Today when I woke I realized that I had a very small pocket of time that was indeed my own. And so I came downstairs, turned on the light, and opened a book that had been sent to me weeks ago by my long-time friend Jane Satterfield. Jane and I met at Bread Loaf years ago and never lost touch, though sometimes too much time goes by without a correspondence. I saw Jane most recently during the Bruce Springsteen Glory Days symposium at Monmouth University. We hardly had the time to speak as we like to speak. It was a public forum.
In any case, Jane's book, Her Familiars, is a third collection of Satterfield poems, and there was no way I was going to rush through it. Jane has a habit of filling her poems with entire worlds, of researching an idea, committing history to the page, surprising the reader with allusion and symbol. She writes magnificently, and without shortcuts. I wanted to take her poems slow.

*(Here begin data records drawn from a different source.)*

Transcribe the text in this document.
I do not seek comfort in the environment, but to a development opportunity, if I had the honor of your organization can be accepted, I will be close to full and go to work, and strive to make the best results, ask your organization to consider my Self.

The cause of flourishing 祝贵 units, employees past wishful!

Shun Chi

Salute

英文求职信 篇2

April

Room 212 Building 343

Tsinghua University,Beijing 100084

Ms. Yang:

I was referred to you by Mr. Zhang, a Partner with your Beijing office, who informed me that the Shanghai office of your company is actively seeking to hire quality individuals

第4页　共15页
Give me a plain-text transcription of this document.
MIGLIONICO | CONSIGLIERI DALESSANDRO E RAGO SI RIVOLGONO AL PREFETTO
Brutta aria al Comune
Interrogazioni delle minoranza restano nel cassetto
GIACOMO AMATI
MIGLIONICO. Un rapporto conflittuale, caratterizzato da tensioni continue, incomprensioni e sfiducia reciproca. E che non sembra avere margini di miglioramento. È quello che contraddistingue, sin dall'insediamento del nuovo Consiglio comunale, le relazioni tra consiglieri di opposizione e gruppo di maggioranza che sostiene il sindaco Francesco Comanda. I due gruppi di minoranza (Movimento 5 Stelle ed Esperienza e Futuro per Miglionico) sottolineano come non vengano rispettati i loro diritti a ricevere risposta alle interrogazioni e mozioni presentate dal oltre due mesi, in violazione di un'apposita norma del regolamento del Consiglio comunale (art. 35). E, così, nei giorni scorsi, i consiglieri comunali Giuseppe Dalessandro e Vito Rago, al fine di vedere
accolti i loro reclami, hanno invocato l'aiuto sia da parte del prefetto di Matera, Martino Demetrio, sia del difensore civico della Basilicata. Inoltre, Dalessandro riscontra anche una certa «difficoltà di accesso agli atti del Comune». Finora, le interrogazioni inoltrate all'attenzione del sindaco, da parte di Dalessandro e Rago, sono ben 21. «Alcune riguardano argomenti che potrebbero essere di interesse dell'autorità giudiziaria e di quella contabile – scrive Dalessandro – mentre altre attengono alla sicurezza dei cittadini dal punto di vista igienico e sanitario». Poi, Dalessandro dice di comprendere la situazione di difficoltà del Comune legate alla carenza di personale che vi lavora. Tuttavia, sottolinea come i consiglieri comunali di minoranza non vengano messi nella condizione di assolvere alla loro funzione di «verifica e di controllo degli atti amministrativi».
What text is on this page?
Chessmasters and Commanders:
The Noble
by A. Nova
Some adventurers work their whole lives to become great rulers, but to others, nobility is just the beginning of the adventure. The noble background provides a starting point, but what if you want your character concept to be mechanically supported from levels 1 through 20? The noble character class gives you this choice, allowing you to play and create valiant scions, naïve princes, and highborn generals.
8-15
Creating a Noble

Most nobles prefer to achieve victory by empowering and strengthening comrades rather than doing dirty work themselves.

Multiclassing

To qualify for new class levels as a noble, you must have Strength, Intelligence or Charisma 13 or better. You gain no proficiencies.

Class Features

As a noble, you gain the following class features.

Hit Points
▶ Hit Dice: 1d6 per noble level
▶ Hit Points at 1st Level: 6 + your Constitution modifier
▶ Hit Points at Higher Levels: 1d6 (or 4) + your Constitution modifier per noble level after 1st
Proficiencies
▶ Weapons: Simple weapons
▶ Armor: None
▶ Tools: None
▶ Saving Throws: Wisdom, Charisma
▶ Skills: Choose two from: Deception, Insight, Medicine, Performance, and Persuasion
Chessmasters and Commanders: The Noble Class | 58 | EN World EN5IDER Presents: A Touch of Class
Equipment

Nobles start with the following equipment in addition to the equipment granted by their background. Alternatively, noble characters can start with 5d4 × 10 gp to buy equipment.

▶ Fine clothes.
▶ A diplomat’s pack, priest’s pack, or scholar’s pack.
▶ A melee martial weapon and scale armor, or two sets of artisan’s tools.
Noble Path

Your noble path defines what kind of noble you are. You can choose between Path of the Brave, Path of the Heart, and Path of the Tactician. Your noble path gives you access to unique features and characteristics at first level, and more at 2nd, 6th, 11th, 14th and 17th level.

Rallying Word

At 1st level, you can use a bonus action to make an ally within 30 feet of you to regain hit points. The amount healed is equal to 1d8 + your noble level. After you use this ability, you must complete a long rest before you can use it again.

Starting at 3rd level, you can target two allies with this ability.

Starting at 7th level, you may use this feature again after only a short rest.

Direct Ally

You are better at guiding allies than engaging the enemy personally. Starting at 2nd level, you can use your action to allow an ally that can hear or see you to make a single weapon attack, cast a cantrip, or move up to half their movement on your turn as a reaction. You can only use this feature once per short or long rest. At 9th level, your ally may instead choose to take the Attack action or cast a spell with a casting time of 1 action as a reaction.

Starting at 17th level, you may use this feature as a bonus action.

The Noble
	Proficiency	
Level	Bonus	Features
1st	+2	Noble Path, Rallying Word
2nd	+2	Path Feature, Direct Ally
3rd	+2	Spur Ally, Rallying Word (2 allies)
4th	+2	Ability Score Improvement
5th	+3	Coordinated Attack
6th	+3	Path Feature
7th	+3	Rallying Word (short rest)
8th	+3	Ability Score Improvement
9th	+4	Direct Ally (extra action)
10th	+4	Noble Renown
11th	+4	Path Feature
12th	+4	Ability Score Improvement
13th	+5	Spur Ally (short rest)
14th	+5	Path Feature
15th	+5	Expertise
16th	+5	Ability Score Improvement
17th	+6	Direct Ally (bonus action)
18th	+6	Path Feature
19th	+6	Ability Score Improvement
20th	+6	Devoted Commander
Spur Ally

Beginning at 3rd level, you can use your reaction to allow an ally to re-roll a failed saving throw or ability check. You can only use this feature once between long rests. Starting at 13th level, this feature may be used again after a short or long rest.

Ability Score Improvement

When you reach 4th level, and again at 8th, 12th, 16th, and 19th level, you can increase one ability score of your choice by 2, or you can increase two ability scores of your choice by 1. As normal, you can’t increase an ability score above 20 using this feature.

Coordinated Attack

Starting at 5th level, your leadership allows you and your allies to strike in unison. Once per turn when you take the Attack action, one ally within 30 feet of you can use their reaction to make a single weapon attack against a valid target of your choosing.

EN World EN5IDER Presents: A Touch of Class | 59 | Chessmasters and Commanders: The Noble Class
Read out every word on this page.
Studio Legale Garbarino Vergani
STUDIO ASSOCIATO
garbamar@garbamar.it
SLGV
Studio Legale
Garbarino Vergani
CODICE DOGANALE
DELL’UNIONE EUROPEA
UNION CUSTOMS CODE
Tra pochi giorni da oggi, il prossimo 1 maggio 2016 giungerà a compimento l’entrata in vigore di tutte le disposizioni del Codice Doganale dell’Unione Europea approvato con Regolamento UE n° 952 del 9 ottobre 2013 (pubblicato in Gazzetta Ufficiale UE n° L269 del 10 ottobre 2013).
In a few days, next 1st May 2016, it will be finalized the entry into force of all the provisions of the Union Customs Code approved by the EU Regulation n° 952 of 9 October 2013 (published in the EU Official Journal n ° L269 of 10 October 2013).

I did.
Thankfully, for those who aren't nearly as well-read as Jane, Jane includes, in Her Familiars, some end notes to help contextualize her work. And so, poem by poem, I read, thinking—This is the one I will share on my blog! Or, This is the one I will read to my students! Flipping back to the note pages, always, to be sure I received the full intent of the poem.
And then I got to the title poem, "Her Familiars," which begins like this:
Just past her birthday (thirteenth)
my daugther's engrossed
in the antics of the Pretty Committee
who, swish bags in tow,
shop for amazing LBDs....
and then sweeps into its larger meditation on beauty, age, oddness, the recharge of time—coiling higher and higher, in trademark Jane style, thrillingly, to this mid-point passage:
... Just look at
the woodcut, frontispiece to
The Discovery of Witches,
London, circa 1647, where one-legged
Elizabeth Clarke, whose
mother (maybe witchy
with words or wise with a cure?),
a heretic, hung before her.....
And, toward the end, leaves us with this line:
.... The feeble, the poor, &
otherwise popular didn't
stand a chance.....
I knew, reading, that I loved this poem. But I also knew that I didn't fully understand it, that I had not fully penetrated its many reverbing layers, its codices, its effects and affects, so I went to the notes and found this:
Nigel Cawthorne's Witch Hunt: History of a Persecution (London: Arcturus, 2003) provided useful background; the "Pretty Committee" appears in the YA Series, The Clique. This poem is for Beth Kephart.
I could read no further. I had to stop. Had to thank Jane Satterfield right then, right now—for being my friend, for putting up with my ridiculous schedule, for writing so magnificently, always. For remembering me and for bringing me solace, in the midst of another dark night.
You are the true and brilliant poet, Jane.